The first line contains a single integer $t$ ($1\le t\le 1000$) – the number of test cases.

Interaction

The interaction between your program and the jury's program begins with reading two positive even integers $n$ and $k$ ($1\le k\le n\le k^2\le 2500$) – the length of the chosen array and the length of the query subarray, respectively.

To find the value of $a_i\oplus a_{i+1}\oplus \dots \oplus a_{i+k-1}$, print the query in the format $?$ $i$ ($1\le i\le n-k+1$). Then read a single integer – the answer to your query.

You can make no more than $57$ queries. When you are ready to print the answer, output it in the format $!$ $x$. After that, proceed to process the next test case or terminate the program if it was the last test case. Printing the answer does not count as one of the $57$ queries.

If your program makes more than $57$ queries for one set of input data, or makes an invalid query, then the response to the query will be -1. After receiving such a response, your program should immediately terminate to receive the verdict Wrong Answer. Otherwise, it may receive any other verdict.

After printing a query do not forget to output the end of line and flush the output. Otherwise, you will get Idleness limit exceeded. To do this, use:

• fflush(stdout) or cout.flush() in C++;
• System.out.flush() in Java;
• flush(output) in Pascal;
• stdout.flush() in Python;
• see the documentation for other languages.

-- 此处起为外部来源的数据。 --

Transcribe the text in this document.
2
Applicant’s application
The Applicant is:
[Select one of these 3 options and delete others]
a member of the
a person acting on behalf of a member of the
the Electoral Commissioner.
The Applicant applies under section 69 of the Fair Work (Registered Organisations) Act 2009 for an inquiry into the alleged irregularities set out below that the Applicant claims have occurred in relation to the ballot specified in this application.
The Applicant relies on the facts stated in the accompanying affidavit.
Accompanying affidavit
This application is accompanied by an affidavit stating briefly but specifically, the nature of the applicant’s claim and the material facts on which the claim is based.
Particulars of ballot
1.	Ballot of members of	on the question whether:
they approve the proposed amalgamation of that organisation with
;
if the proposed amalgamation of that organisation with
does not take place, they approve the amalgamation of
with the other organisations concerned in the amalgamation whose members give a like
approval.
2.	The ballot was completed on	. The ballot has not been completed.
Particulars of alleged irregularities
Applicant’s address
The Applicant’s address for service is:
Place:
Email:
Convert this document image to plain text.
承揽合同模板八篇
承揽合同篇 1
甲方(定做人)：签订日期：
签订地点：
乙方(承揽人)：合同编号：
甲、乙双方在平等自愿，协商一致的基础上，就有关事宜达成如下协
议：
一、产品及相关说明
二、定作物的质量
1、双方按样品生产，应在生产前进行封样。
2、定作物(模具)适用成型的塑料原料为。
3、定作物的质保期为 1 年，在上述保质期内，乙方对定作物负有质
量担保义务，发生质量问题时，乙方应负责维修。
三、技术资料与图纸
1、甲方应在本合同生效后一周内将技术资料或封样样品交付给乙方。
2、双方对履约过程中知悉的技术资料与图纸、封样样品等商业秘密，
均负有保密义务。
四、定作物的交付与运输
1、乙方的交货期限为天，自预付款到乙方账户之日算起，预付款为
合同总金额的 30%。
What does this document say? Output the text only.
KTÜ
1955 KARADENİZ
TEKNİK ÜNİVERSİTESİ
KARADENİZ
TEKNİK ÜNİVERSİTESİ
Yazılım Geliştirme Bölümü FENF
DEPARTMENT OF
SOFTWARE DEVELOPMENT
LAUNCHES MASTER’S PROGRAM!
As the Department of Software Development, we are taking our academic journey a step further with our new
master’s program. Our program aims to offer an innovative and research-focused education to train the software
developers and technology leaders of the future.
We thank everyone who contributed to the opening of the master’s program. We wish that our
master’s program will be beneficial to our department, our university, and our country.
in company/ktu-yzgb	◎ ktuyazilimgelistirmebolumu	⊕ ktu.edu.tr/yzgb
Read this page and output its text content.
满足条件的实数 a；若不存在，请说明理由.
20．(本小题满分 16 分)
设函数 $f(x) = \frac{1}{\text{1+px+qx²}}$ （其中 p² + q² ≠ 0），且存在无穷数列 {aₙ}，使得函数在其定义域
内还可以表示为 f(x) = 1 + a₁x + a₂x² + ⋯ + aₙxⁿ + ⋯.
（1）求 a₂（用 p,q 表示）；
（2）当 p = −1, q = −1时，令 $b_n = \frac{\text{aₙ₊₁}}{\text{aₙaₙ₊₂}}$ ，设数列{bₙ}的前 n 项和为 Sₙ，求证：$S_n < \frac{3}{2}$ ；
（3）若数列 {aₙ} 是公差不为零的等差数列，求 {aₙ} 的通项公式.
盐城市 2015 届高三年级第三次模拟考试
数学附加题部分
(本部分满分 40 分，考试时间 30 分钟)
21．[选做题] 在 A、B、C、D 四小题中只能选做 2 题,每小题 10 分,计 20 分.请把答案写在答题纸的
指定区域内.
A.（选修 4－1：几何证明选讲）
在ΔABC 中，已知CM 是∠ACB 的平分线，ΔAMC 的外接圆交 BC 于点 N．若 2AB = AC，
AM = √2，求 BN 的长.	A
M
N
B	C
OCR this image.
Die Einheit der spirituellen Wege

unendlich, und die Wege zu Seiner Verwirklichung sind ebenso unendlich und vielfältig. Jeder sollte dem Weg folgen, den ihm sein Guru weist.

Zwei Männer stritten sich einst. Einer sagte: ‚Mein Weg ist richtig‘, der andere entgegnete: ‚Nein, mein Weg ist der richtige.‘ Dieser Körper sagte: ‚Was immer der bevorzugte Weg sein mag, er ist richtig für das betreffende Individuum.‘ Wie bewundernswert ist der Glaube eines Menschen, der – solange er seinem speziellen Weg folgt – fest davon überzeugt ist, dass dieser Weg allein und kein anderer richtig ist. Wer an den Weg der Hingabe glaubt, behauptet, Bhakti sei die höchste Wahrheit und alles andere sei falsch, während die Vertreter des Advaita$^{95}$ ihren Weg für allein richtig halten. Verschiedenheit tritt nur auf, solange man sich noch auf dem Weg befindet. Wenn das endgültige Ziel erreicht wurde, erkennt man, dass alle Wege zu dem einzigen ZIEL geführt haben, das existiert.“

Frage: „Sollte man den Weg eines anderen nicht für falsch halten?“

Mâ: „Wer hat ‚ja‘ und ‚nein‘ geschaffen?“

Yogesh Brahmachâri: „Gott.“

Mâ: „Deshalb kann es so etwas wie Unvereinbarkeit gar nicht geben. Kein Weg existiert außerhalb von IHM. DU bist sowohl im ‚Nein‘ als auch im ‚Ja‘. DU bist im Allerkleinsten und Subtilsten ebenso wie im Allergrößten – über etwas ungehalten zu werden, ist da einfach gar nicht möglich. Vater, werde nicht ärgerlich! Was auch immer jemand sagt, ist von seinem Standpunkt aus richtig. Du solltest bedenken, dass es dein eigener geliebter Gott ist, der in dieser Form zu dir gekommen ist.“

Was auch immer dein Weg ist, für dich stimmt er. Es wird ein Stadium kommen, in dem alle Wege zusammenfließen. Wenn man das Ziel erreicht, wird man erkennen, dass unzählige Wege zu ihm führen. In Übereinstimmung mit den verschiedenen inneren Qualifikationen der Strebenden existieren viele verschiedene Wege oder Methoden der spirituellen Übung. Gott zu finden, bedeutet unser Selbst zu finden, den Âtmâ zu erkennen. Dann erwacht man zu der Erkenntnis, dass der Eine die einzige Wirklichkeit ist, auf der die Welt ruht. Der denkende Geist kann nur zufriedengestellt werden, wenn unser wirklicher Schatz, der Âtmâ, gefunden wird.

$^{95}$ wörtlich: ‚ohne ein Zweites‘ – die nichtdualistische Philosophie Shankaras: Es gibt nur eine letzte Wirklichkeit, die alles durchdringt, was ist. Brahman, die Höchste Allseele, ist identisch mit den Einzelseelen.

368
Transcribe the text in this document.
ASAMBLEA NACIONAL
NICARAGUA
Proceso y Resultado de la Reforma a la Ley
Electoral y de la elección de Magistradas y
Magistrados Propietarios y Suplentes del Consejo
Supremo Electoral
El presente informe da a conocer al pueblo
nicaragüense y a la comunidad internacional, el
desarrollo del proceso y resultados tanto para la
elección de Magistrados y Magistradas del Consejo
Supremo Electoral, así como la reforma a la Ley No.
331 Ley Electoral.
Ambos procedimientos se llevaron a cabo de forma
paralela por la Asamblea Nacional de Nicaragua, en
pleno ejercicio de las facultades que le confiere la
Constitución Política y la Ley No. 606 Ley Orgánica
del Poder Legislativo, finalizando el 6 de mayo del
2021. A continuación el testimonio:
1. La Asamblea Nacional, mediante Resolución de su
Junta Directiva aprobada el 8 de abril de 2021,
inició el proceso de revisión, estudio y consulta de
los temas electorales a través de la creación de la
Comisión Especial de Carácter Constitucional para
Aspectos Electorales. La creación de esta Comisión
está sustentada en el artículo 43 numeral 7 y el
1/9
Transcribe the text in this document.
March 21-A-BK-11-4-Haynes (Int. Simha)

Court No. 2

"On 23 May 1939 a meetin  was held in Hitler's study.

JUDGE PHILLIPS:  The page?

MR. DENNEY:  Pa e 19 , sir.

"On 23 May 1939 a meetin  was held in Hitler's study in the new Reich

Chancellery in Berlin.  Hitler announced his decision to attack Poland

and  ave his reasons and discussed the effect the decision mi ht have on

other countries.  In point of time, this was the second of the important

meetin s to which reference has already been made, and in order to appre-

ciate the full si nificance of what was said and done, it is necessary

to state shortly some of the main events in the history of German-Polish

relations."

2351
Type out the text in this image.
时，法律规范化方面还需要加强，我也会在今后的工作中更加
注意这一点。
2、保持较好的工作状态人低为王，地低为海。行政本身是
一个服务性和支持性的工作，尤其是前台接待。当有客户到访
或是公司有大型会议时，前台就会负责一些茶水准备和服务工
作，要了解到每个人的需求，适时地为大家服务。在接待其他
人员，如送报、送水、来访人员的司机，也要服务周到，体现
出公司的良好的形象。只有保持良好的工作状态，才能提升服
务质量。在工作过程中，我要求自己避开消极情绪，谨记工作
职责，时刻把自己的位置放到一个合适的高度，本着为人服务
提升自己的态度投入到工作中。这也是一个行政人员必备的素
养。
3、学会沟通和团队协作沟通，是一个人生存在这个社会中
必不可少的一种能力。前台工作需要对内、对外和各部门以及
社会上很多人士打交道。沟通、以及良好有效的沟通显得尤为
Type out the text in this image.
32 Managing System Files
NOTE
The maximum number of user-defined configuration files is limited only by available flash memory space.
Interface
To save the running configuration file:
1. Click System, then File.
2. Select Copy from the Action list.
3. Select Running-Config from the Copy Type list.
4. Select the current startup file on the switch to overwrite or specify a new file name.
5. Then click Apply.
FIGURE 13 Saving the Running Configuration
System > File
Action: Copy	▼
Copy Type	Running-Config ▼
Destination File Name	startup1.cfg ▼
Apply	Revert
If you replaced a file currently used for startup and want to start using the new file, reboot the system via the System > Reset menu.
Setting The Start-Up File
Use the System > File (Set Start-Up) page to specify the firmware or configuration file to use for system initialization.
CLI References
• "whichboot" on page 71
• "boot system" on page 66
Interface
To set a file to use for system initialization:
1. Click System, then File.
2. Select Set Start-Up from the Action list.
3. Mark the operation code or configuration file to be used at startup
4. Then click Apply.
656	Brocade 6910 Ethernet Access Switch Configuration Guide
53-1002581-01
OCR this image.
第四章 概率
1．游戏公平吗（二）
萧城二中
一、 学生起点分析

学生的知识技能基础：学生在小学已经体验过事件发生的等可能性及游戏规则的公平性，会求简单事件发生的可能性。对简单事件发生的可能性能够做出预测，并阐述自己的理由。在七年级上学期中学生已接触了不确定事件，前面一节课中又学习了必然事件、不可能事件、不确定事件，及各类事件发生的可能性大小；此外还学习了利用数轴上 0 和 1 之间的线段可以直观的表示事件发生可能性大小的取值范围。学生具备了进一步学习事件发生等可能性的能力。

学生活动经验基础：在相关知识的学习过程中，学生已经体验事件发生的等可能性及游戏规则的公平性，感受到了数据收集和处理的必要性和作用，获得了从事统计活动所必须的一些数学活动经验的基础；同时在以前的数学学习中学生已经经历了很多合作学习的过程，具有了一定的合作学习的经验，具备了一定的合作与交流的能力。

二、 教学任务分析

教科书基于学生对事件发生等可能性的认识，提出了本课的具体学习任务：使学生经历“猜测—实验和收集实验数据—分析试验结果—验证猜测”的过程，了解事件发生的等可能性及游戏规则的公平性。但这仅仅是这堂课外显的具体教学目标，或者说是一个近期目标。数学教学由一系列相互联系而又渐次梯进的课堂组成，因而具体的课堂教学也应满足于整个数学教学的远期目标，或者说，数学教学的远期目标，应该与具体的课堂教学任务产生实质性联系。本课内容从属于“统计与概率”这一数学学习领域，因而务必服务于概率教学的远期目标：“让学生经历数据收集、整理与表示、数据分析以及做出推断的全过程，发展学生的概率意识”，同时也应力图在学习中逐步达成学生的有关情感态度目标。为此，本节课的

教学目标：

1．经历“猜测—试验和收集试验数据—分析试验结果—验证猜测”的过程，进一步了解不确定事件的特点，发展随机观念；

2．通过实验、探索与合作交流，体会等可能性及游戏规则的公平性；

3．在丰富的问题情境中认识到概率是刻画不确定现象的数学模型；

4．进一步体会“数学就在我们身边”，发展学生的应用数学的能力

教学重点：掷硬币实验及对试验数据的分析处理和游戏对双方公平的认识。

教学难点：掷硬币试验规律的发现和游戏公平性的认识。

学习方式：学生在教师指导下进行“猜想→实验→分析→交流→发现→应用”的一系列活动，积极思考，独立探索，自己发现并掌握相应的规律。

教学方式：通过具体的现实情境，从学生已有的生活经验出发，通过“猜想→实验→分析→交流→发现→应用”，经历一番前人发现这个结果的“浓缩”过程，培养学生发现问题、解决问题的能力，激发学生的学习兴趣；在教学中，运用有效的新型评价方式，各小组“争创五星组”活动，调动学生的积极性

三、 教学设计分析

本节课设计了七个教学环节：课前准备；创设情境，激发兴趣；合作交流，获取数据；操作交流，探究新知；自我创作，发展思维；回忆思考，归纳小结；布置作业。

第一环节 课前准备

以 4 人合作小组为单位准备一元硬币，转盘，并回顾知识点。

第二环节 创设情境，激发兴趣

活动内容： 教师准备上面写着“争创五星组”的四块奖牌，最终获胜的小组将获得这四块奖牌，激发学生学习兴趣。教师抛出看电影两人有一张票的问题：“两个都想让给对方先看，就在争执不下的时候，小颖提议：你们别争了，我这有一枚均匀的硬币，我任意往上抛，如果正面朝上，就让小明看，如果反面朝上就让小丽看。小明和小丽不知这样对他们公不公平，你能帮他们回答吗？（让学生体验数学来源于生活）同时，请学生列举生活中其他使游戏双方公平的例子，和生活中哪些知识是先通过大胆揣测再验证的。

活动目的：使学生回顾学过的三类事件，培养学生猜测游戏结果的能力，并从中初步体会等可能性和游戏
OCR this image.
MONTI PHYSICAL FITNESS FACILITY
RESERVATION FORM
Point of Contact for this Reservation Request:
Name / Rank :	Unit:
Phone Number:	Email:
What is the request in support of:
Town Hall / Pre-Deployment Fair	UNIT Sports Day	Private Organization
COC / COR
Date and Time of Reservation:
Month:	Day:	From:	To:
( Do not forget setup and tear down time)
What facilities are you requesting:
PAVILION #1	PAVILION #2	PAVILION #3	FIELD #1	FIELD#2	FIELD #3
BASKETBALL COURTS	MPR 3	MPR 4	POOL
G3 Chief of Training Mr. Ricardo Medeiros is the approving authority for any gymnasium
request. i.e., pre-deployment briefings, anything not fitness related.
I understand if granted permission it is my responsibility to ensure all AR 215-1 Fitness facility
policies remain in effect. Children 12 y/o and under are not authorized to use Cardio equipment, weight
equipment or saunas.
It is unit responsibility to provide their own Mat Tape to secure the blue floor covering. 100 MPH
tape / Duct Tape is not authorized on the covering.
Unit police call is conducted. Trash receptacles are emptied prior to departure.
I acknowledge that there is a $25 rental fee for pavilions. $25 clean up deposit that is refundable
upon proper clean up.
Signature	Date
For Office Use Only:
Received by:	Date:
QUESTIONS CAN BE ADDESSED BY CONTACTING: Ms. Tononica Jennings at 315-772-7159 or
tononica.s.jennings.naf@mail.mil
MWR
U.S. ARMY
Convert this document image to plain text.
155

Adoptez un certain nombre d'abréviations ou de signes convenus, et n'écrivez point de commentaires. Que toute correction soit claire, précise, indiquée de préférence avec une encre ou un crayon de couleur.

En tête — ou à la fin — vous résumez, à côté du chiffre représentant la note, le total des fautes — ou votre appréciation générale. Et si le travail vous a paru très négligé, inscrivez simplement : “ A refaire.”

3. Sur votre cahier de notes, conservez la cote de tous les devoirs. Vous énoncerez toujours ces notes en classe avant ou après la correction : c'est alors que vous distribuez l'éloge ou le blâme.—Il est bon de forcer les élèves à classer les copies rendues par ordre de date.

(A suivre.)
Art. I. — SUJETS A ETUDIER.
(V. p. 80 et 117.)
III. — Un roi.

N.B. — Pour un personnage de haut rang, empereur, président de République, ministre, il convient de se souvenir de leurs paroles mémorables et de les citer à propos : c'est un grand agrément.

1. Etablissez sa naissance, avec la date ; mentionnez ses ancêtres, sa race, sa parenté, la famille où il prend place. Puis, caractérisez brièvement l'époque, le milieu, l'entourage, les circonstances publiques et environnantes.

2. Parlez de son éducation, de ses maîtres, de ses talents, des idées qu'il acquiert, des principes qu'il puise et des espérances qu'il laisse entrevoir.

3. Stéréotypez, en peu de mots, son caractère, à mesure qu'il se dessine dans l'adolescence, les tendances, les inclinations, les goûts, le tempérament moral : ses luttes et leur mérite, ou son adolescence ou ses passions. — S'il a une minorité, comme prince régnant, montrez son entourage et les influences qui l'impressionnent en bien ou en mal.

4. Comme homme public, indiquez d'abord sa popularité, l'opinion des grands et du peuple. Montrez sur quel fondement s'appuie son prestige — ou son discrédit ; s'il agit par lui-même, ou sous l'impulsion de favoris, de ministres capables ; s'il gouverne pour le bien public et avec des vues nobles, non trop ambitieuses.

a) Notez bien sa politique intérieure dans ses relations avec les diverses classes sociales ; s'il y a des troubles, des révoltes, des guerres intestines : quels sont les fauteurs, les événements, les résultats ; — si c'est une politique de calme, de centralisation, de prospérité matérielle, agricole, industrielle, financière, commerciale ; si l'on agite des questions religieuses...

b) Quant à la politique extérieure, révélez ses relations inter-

It is guaranteed that the sum of $n$ over all test cases does not exceed $10000$. The interactor in this problem is not adaptive.Hacks:

To perform a hack, use the following format:

The first line contains a single integer $t$ – the number of test cases.

The description of each test case should consist of two lines. The first line contains the numbers $n$ and $k$ – the length of the chosen array and the length of the query subarray, respectively. The second line contains $n$ numbers $a_1,a_2,\dots ,a_n$ – the array that the jury should choose for this test case.

Example

Input

2
4 2

6

4

6 6

4

Output

? 1

? 3

! 2

? 1

! 4

Note

In the first test case, the jury has chosen the array $a$ $=$ $[4,2,5,1]$

In the second test case, the jury has chosen the array $a$ $=$ $[5,7,1,3,3,7]$

题解

本题的 Hard Version 实际上非常简单，因此直接略过 Easy Version.

首先，对于 $k\mid n$ 的情况，求解方式非常简单，就是把每一段长度为 $k$ 的区间的异或和询问到，异或到一起便是答案了：

for (int i = 1; i <= n - k + 1; i += k)
    ans ^= query(i);

对于其他情况，长度则可以表示为 $x\cdot k+t$，其中 $t\in (0,k)$. 那么首先将问题分成两部分来考虑：

• $x-1$ 段长度为 $k$ 的区间：长度共 $(x-1)\cdot k$
• 剩下的一段区间：长度为 $x+k$

对于前面 $x-1$ 段长度为 $k$ 的区间，直接依次询问出结果即可。然后专注于考虑剩下的这段长度为 $x+k$ 的区间，要解决的问题就是构造一个询问流程，把这段长度为 $x+k$ 的区间的异或和拼凑出来。。

为了表示方便，对于这段长度为 $x+k$ 的区间，重新令下标从 $1$ 开始，不妨令长度为 $7$，$k=5$，记为 $[a_1,a_2,a_3,a_4,a_5,a_6,a_7]$

下面就直接展示答案了（因为构造题确实没啥因果）：

• 询问靠左的 $k$ 区间，得到答案 $a$，代表的是 $\{a_1,a_2,a_3,a_4,a_5\}$ 的异或和，操作后区间变成 $[a_5,a_4,a_3,a_2,a_1,a_6,a_7]$
• 询问正中心的 $k$ 区间，得到答案 $b$，代表的是 $\{a_1,a_2,a_3,a_4,a_6\}$ 的异或和，操作后区间变成 $[a_5,a_6,a_1,a_2,a_3,a_4,a_7]$
• 此时，$a\oplus b$ 就可以得到 $\{a_5,a_6\}$ 的异或和。此时我们发现非常巧的是，$a_5,a_6$ 正好跑到最左边来了。
• 询问靠右的 $k$ 区间，得到答案 $c$，代表的是 $\{a_1,a_2,a_3,a_4,a_7\}$ 的异或和。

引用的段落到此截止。